While looking out the window and seeing wildlife in your backyard can be very relaxing, seeing rabbits and deer eat the fruits of your labor in the garden is not. Here are four ways to keep deer out of your garden.
1. Use Liquid Fencing
You can buy prepared chemicals to use around your plants. Unfortunately, while it is marked as safe for use on fruits and vegetables, you're still using chemicals on the things you plan on eating. It must also be repeatedly applied. When most home gardeners are trying to be organic, repeated applications with chemicals, no matter how supposedly safe they are, isn't something most want to do. And when you consider they are made to smell awful, relying on putrefied eggs, garlic, and blood, their use becomes even less desirable.
2. Use Scare Tactics
Scarecrows will help with avian predators, but they won't do much for rabbits and deer. A water sprinkler with a motion detector can be helpful in scaring away animals, as can hanging white streamers around the garden. This will serve as a warning similar to the flick of a whitetail deer's tail when presented with danger. Unfortunately, most deer, especially if they are in an urban area, quickly learn there is no real threat.
3. Use Plants As A Border
Just like people, deer have food preferences and dislikes. Planting asparagus and rhubarb patches around your garden can help keep them out. Garlic, oregano, and rosemary are other plants they don't care for. Unfortunately, if deer are hungry enough, they will eat whatever they can find.
4. Build A Fence
After trying many deterrents, such as hanging a scarecrow or scattering mothballs, most gardeners who live in a heavily deer-populated area eventually realize fencing is the only sure option.

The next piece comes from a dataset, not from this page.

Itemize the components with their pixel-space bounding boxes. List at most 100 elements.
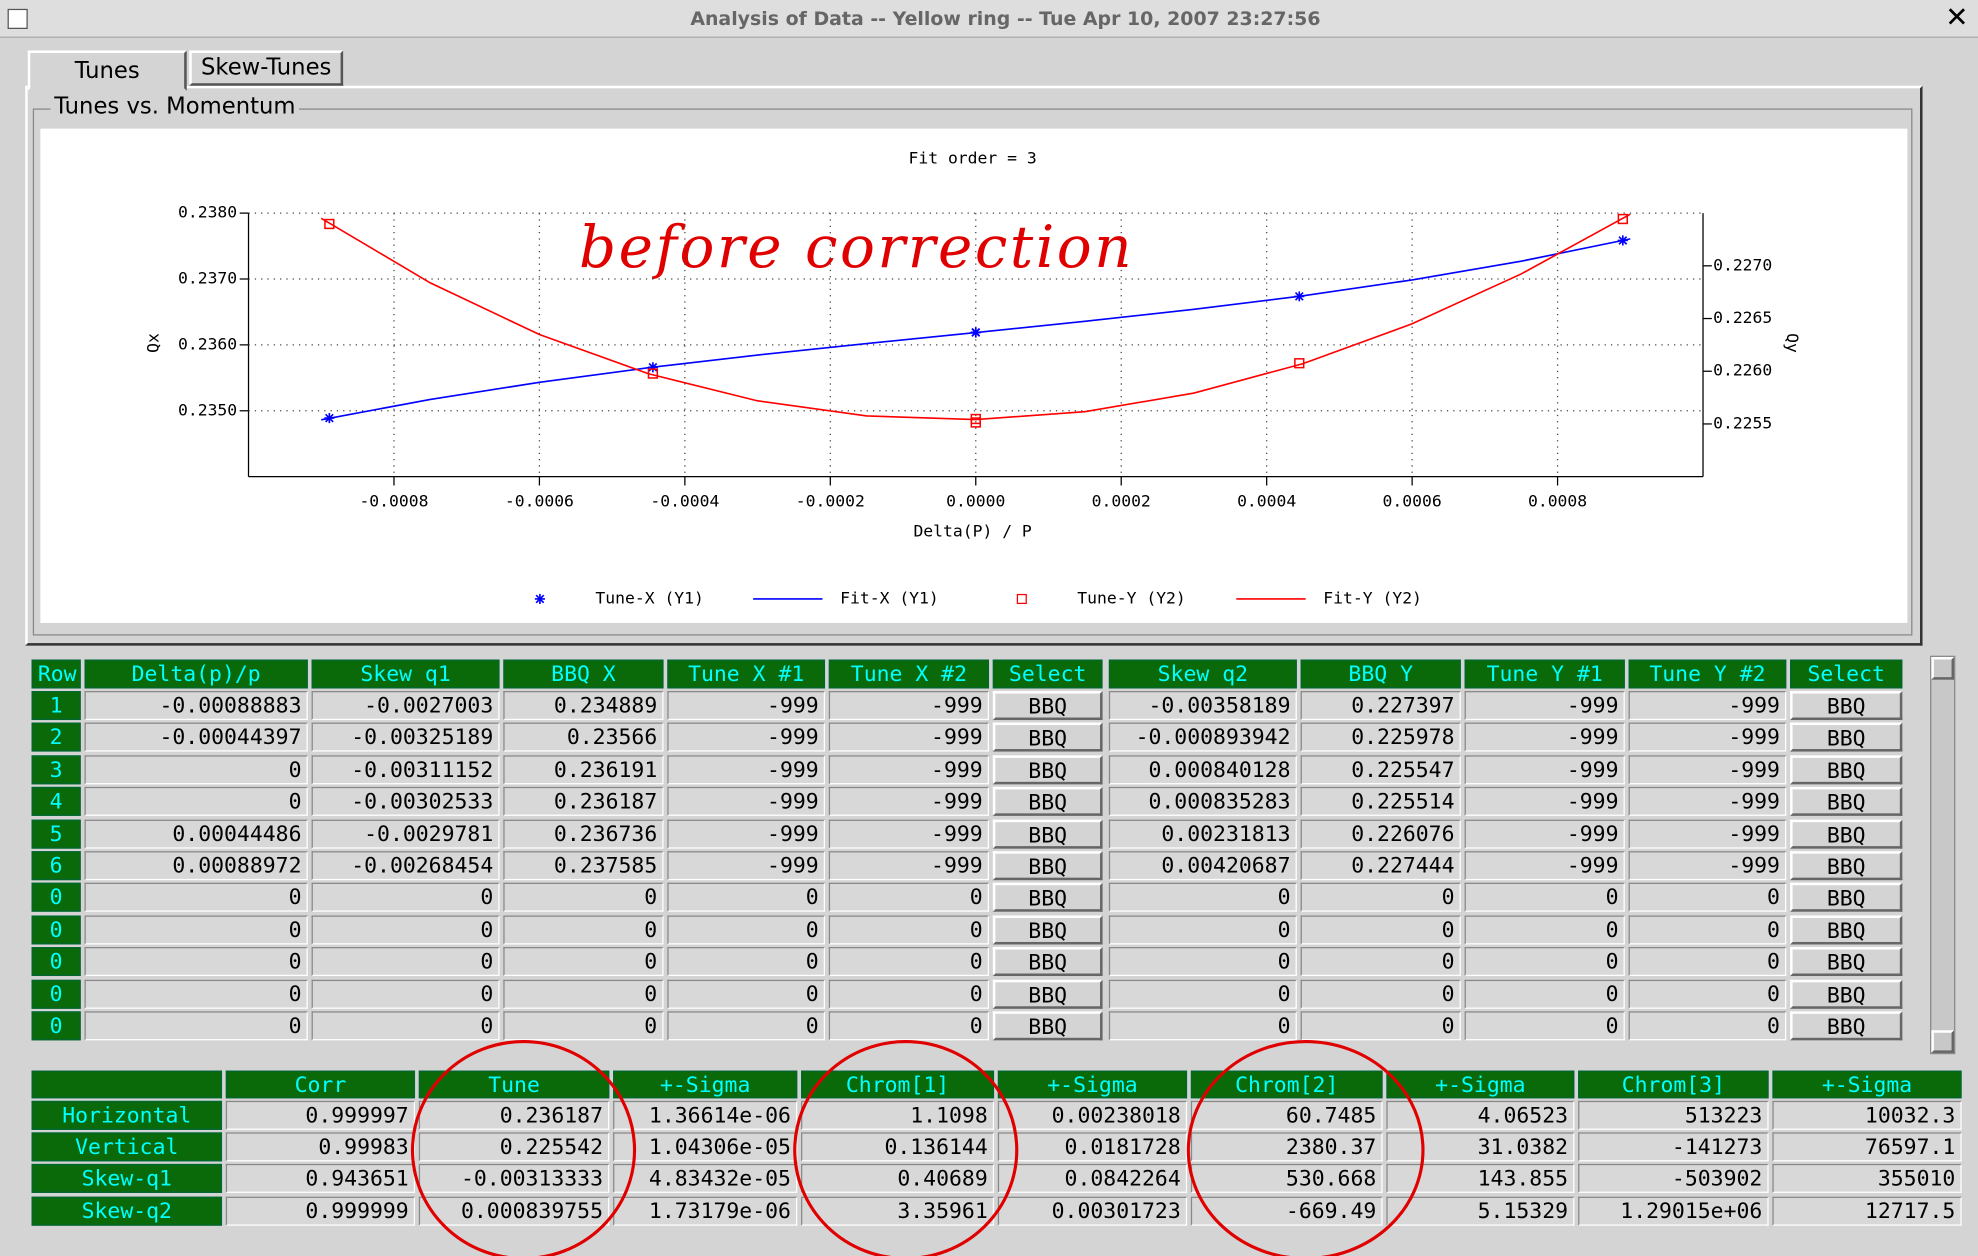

Building a fence around your garden won't deter deer who are accustomed to coming into your yard from still stopping by. Deer can jump extremely high. In order to prevent a deer from leaping over your fence, it will need to be a minimum of eight-feet high.
While you can have a fencing contractor construct your fence out of metal mesh no larger than 8x6 inch grids, a solid wooden fence is best. If a deer can't see what's on the other side of the fence, he is less likely to leap over it, not knowing what he is getting into. A solid wooden fence will also keep rabbits out. Be sure the contractor knows you want a deer exclosure fence; they can ensure the posts are deep enough to prevent some critters from digging under the fencing to get in.